Some states also allow holographic wills (handwritten and signed by the testator without witnesses), but these are subject to more scrutiny and are not accepted in all jurisdictions.

Role of the Executor

The executor named in the will plays a central role in administering the estate. This person is responsible for initiating the probate process, identifying and securing the testator’s assets, paying outstanding debts or taxes, and distributing assets according to the terms of the will. Executors are held to a fiduciary standard, meaning they must act in the best interest of the estate and its beneficiaries.

An executor can be a trusted friend, family member, or professional such as an attorney or financial advisor. It’s common for testators to name an alternate executor in case their first choice is unable or unwilling to serve.

Probate and Wills

Most wills go through a legal process known as probate. Probate is the court-supervised process of validating the will, appointing the executor, settling debts, and overseeing the distribution of the estate. While probate ensures that the will is followed lawfully, it can be time-consuming and may involve court fees, especially if the estate is complex or contested.

Some assets — such as life insurance policies, retirement accounts, and jointly owned property — may bypass probate if they have designated beneficiaries or survivorship arrangements. However, the will still governs the distribution of any remaining assets not handled by other means.

Amending or Revoking a Will

Wills are not static documents. Life events such as marriage, divorce, the birth of a child, or major changes in financial circumstances may prompt updates. A will can be amended through a document known as a codicil, which must be executed with the same formalities as the original will.

Alternatively, a testator can revoke an old will and create a new one. Typically, the new will includes a clause that explicitly revokes all previous wills and codicils, ensuring clarity and avoiding legal conflicts.

What Happens Without a Will

Dying without a will is referred to as dying intestate. In such cases, state law determines how assets are distributed. These laws prioritize spouses, children, and other close relatives, but they do not consider personal relationships or specific wishes the decedent may have had.
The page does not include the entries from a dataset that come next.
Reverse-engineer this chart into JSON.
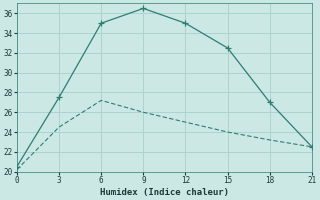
{
  "xlabel": "Humidex (Indice chaleur)",
  "background_color": "#cce8e4",
  "grid_color": "#aad4cf",
  "line1_x": [
    0,
    3,
    6,
    9,
    12,
    15,
    18,
    21
  ],
  "line1_y": [
    20.5,
    27.5,
    35,
    36.5,
    35,
    32.5,
    27,
    22.5
  ],
  "line2_x": [
    0,
    3,
    6,
    9,
    12,
    15,
    18,
    21
  ],
  "line2_y": [
    20.2,
    24.5,
    27.2,
    26.0,
    25.0,
    24.0,
    23.2,
    22.5
  ],
  "line_color": "#2d7d74",
  "xlim": [
    0,
    21
  ],
  "ylim": [
    20,
    37
  ],
  "xticks": [
    0,
    3,
    6,
    9,
    12,
    15,
    18,
    21
  ],
  "yticks": [
    20,
    22,
    24,
    26,
    28,
    30,
    32,
    34,
    36
  ]
}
For individuals with no close family, assets may pass to distant relatives or, in rare cases, escheat to the state. In addition, without a will, courts appoint an administrator to manage the estate — which may not be the person the decedent would have chosen.

Limitations of a Will

While a will is a powerful estate planning tool, it does not cover everything. It does not:

  • Control the distribution of jointly held property with rights of survivorship.
  • Override beneficiary designations on retirement accounts, insurance policies, or transfer-on-death (TOD) accounts.
  • Avoid probate, unless used in conjunction with other planning strategies such as trusts.

For individuals with more complex estates or specific privacy concerns, a will is often used alongside other estate planning instruments to create a more comprehensive plan.

The Bottom Line

A will is an essential legal document that ensures your assets are distributed according to your wishes after death. It provides clarity, minimizes the likelihood of disputes, and helps protect loved ones — especially minor children — through careful planning. While not all-encompassing, a properly executed will is a cornerstone of a well-structured estate plan.